Version: 1.0.2


Storm now has 4 kinds of built-in schedulers: DefaultScheduler, IsolationScheduler, MultitenantScheduler, ResourceAwareScheduler.

Pluggable scheduler

You can implement your own scheduler to replace the default scheduler to assign executors to workers. You configure the class to use the "storm.scheduler" config in your storm.yaml, and your scheduler must implement the IScheduler interface.

Isolation Scheduler

The isolation scheduler makes it easy and safe to share a cluster among many topologies. The isolation scheduler lets you specify which topologies should be "isolated", meaning that they run on a dedicated set of machines within the cluster where no other topologies will be running. These isolated topologies are given priority on the cluster, so resources will be allocated to isolated topologies if there's competition with non-isolated topologies, and resources will be taken away from non-isolated topologies if necessary to get resources for an isolated topology. Once all isolated topologies are allocated, the remaining machines on the cluster are shared among all non-isolated topologies.
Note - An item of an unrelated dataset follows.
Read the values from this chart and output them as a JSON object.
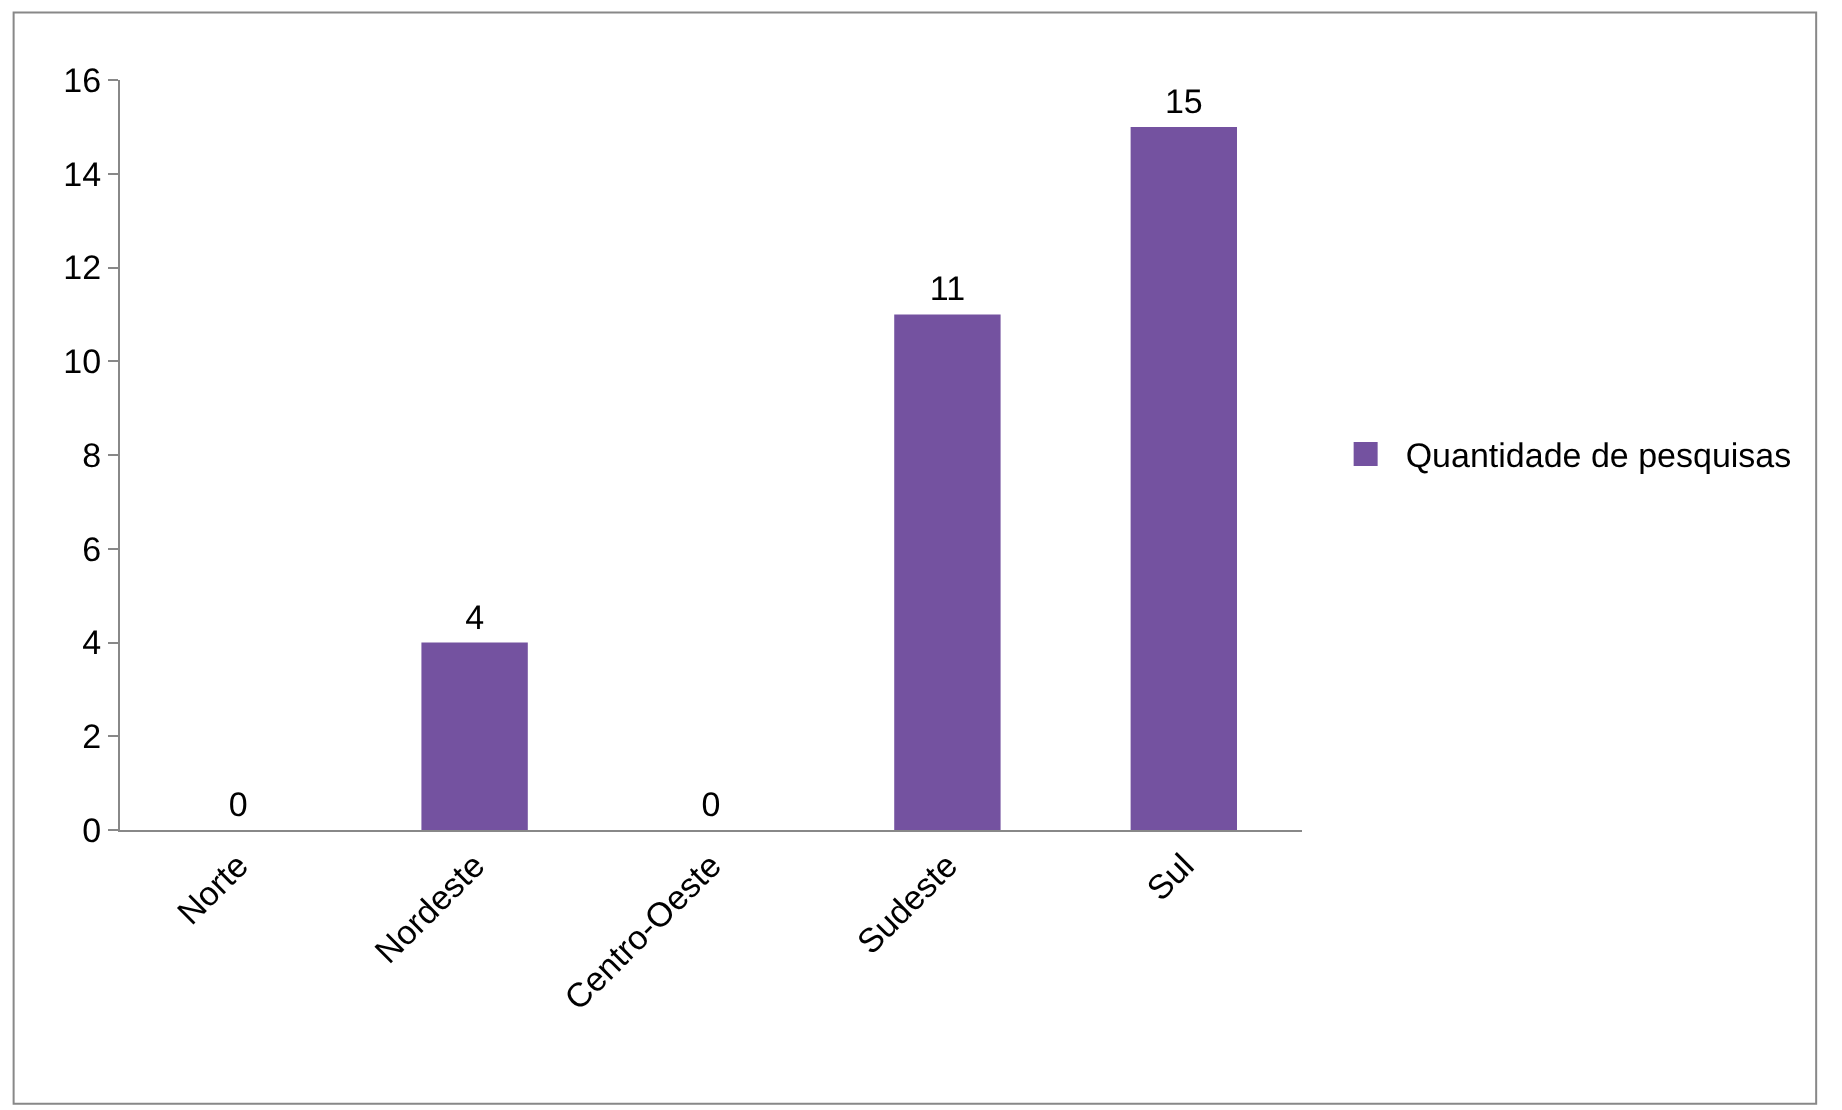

You can configure the isolation scheduler in the Nimbus configuration by setting "storm.scheduler" to "org.apache.storm.scheduler.IsolationScheduler". Then, use the "isolation.scheduler.machines" config to specify how many machines each topology should get. This configuration is a map from topology name to the number of isolated machines allocated to this topology. For example:

    "my-topology": 8
    "tiny-topology": 1
    "some-other-topology": 3

Any topologies submitted to the cluster not listed there will not be isolated. Note that there is no way for a user of Storm to affect their isolation settings – this is only allowed by the administrator of the cluster (this is very much intentional).

The isolation scheduler solves the multi-tenancy problem – avoiding resource contention between topologies – by providing full isolation between topologies. The intention is that "productionized" topologies should be listed in the isolation config, and test or in-development topologies should not. The remaining machines on the cluster serve the dual role of failover for isolated topologies and for running the non-isolated topologies.